А потом Корделия произнесла тоном, так похожим на его, словно она была его сестрой, а не нашей:
– А вот это – чубушник, но это? Мы не знаем.
– А это боярышник, – продолжал Алан, – но какого цвета? Белый, красный или розовый? Вы должны согласиться, что это имеет большое значение для боярышника. И для дома. Для дома это почти так же важно, как для женщины светлые ли у нее волосы, темные или рыжие, как у Корделии.
– Со мной общается старушка из соседнего дома, но она, как и мы, понятия не имеет, какого он цвета, потому что приехала сюда всего за месяц до нас. Разумеется, это должны знать соседи напротив, потому что до них там жил отец мужа, он купил тот дом, когда его только построили, и у них часто ужинал Теккерей. Но как я могу постучать в их дверь и спросить: «Простите, какого цвета боярышник в моем саду?»

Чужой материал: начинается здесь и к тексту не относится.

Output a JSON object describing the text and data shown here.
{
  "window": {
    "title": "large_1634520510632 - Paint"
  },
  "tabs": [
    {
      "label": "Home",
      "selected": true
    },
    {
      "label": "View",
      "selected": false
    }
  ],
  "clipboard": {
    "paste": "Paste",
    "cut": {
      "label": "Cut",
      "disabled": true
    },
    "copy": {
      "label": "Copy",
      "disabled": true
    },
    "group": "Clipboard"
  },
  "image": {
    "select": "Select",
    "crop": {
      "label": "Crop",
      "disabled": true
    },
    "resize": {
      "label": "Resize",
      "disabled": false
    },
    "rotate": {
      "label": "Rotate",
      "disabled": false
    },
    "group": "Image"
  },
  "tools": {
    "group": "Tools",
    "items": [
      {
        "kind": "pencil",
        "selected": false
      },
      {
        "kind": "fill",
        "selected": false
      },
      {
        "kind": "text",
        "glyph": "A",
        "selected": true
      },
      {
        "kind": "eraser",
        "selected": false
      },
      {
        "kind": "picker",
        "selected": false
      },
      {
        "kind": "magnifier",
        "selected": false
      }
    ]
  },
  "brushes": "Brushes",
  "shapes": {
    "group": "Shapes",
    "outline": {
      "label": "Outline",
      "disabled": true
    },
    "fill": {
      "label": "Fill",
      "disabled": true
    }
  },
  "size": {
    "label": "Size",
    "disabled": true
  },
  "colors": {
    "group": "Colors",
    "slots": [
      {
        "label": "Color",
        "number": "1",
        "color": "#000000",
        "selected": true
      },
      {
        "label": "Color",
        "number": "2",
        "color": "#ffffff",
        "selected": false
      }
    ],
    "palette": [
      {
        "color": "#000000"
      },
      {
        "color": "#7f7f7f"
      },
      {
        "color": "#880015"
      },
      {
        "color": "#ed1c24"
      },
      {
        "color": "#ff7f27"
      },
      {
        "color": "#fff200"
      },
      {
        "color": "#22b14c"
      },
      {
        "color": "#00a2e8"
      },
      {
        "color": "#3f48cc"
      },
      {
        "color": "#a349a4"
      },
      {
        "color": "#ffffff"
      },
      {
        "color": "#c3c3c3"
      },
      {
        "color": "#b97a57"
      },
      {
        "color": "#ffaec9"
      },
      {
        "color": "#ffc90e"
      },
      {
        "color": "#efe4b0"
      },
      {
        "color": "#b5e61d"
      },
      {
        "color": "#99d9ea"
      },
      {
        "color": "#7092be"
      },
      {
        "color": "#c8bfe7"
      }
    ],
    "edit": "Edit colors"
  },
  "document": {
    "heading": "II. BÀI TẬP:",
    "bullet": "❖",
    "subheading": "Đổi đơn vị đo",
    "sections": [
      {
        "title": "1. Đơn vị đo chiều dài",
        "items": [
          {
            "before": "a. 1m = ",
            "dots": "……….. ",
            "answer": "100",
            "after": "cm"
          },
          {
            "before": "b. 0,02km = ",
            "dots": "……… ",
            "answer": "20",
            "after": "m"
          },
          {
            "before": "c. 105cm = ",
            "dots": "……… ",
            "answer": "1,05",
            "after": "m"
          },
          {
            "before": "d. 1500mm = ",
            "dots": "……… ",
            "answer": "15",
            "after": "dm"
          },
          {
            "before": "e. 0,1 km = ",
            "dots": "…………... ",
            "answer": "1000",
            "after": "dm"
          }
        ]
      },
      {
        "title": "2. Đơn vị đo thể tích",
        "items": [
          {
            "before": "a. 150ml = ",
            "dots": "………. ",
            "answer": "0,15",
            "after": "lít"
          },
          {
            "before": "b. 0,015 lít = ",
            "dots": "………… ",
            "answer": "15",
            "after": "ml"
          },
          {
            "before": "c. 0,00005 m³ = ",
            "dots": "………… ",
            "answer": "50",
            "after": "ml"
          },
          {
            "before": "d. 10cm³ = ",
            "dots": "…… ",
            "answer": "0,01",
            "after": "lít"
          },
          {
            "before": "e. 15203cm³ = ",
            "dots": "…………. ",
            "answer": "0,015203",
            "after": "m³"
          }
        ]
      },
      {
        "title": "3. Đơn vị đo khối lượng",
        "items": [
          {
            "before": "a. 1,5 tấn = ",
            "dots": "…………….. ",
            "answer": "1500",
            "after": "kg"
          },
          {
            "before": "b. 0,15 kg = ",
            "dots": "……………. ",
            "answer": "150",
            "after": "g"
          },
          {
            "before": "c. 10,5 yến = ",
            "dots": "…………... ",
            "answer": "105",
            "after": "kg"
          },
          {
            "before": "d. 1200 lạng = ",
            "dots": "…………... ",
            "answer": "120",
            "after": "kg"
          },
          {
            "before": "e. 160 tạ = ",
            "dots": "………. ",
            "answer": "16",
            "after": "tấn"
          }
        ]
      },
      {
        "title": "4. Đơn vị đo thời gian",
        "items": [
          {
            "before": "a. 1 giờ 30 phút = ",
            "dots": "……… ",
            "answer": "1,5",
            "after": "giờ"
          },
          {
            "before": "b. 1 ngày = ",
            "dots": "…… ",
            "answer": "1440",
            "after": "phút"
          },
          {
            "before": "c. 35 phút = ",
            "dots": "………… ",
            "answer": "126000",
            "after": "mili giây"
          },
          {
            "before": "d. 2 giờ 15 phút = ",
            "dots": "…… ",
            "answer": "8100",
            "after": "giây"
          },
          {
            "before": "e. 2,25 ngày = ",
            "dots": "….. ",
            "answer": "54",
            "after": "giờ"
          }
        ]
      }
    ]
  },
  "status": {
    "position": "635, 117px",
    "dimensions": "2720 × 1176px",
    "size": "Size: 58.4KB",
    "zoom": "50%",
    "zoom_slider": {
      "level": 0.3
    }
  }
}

Мы не хотели расставаться, они проводили нас до уличного почтового ящика. Наш враг ушел, не просто покинул дом, а исчез. Кто-то, кого мы не знали, вселился в ее тело и носил ее одежду, кто-то, кого мы не ненавидели, кто-то, кого, как нам часто казалось, мы недостаточно любили. В том декабре я и эта сестра-незнакомка были в ее гостиной, представлявшей собой одну из тех антизимних симфоний, которые можно сочинить, соединив вместе яркий огонь в колоснике под мраморной каминной полкой, чаши и узкие вазы, полные бронзовых и золотых хризантем, и преимущественно белые подушки и занавески. Такова была эдвардианская формула, и она работала. Корделия ходила по комнате, собирая чайные чашки и тарелочки, чтобы горничной было легче вынести чайный поднос; и она передвинула в угол многоярусную этажерку для пирожных, какие были в моде в те дни, свадебный подарок от друга из Франции, конструкцию в стиле ар-нуво с серебряными тарелками в виде листьев водяной лилии. На верхней тарелке оставалось одно маленькое сахарное печеньице. Она посмотрела на него, потом отвела взгляд, а потом снова посмотрела на него. Я знала, что ей очень хотелось съесть это печенье, как иногда хочется съесть что-нибудь не потому, что ты действительно проголодалась, а просто потому, что детский иррациональный аппетит настаивает и пытается доказать, что «достаточно» – это не так хорошо, как пир. Она протянула свою изящную руку и поднесла печенье на расстояние миллиметра от своих губ, но вдруг отвела руку и, глядя на меня круглыми глазами, сказала:
– Хочешь его, Роуз? О, возьми его, Роуз.